Maßnahme gegen Massenandrang
Barcelona erhebt ab 1. April Touristengebühr
26.02.2026 – 14:34 UhrLesedauer: 2 Min.
Wer in Barcelona übernachtet, muss ab April dafür extra zahlen. So möchte die Stadt zusätzliche Einnahmen generieren und den Besucheransturm dämpfen.

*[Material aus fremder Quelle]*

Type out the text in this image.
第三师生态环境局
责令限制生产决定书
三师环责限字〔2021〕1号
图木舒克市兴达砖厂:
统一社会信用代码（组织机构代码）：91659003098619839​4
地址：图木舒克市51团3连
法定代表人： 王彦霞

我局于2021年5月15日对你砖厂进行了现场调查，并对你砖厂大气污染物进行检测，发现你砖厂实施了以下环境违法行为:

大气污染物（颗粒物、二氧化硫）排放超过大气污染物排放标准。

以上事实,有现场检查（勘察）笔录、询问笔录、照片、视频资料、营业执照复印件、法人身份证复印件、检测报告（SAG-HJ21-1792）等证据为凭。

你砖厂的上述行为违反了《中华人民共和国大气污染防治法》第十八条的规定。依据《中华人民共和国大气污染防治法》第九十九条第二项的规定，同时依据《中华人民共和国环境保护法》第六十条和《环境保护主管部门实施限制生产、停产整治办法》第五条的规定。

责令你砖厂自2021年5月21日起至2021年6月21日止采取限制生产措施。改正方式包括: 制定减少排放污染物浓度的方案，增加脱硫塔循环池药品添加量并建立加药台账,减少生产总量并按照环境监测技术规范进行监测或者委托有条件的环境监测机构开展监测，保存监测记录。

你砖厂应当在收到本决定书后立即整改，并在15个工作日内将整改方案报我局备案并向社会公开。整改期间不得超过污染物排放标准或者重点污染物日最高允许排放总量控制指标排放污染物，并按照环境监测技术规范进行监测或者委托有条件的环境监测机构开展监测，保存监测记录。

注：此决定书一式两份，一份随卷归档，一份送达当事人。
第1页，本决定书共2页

Barcelona, Hauptstadt der autonomen Gemeinschaft Katalonien und weltweit beliebtes Touristenziel, will den Massenandrang mithilfe einer Gebühr eindämmen. Ab dem 1. April 2026 wird eine Touristensteuer von maximal 15 Euro pro Person und Nacht erhoben. Das hat die katalanische Regierung beschlossen. Von der Abgabe betroffen sind alle Personen, die in einer touristischen Einrichtung übernachten. Das kann ein Hotel, Hostel oder eine Pension sein, aber auch ein Campingplatz oder eine Jugendherberge.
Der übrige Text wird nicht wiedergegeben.